Methods to enhance transient transfection of adherent cells have identified many different ligands that improve plasmid uptake into cells. Of these ligands, serum-derived transferrin is well-known to improve transfection efficiency of adherent cells. However, to date, a serum-free and blood-free transferrin has not been tested for improvements to transfection efficiency. We have thus created a protocol for the improvement of transfection efficiency and viral titer without the need for blood-derived transferrin.
Transient transfection relies on the spontaneous fusion of plasmid DNA with the cell membrane and the subsequent endocytosis and trafficking to the nucleus in order to achieve transient gene expression. Improvements made to polymers or lipids have resulted in numerous commercially available products for highly efficient transfection. Methods to improve a cell’s ability to take in plasmid DNA have identified that transmembrane receptors can serve as ports of entry for the internalization of extracellular DNA. While there are thousands of receptors that can be present on a cell, the transferrin receptor 1 (TfR1) is ubiquitously expressed, as every cell requires extracellular iron for health and growth.
Given the success of transferrin as a molecular carrier, the use of transferrin has still relied on serum-derived transferrin from either bovine serum or human serum. Both of which are subject to numerous disadvantageous factors such as adventitious agents present in serum, constraints on the supply-chain, or increasing cost due to demand. While excess transferrin in transfection has already been identified to increase transfection efficiency, we show that blood-free and serum-free transferrin added in excess during the transfection of adherent cells improves the transfection efficiency compared to low levels of transferrin and serum-derived transferrin.
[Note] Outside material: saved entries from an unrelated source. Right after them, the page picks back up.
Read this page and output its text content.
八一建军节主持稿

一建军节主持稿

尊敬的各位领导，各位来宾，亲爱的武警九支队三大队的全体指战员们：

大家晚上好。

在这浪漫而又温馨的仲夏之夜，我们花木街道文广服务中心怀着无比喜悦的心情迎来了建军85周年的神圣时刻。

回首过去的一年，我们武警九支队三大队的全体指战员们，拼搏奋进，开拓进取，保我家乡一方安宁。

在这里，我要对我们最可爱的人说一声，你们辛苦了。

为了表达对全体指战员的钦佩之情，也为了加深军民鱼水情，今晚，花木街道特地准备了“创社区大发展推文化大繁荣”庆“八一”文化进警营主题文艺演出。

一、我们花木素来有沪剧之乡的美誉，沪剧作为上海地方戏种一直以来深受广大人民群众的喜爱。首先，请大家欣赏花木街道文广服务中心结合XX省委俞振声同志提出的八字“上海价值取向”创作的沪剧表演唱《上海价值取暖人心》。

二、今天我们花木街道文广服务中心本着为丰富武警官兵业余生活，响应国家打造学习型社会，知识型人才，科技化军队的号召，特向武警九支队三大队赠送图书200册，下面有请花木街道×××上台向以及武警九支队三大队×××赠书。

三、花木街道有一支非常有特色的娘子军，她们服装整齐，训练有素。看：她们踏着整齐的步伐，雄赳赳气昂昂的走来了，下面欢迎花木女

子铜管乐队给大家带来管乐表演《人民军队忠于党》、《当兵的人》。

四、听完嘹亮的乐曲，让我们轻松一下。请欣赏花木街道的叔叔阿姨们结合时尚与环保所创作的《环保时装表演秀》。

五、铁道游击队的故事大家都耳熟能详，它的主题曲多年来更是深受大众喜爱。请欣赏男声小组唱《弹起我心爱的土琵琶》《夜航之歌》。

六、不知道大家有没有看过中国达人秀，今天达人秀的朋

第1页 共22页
We also show that the inclusion of transferrin in transient transfection for viral production enhanced functional viral titers for lentivirus.
Materials and Methods
Cell Culture Conditions
HEK-293T (293T, ATCC CRL-3216) and HT-1080 (ATCC CCL-121) were maintained in either DMEM + 10% FBS for serum conditions, or complete OptiPEAK HEK293t® (InVitria, Junction City, Kansas), for serum-free conditions. Serum cultured cells were grown in standard conditions (5% CO2, 37 °C) while serum-free cells were grown in 10% CO2 and 37 °C. Cells were adapted to serum-free conditions by direct adaptation from FBS passaged cells. Both cell types were maintained by passaging with TrypLE (ThermoFisher #A1217701) every 3-4 days and seeded at initial densities of 10,000 cells/cm2.
Transfection Procedures
293T cells for transfection were plated 24 hours prior to transfection at a density of 50,000 cells per cm2 for GFP efficiency assays or for lentivirus production cells were plated at a density of 75,000 cells per cm2. For transfection efficiency with a GFP reporter, the plasmid Monster Green® Fluorescent Protein phMGFP Vector (Promega, Madison, WI) was used at a concentration of 0.2 µg/cm2. Lentivirus plasmids were delivered at a concentration of 0.16 µg/cm2. In all cases, PEIpro (Polyplus, Alsace, France) was used at a ratio of 1:1 with plasmid DNA for formation of DNA complexes.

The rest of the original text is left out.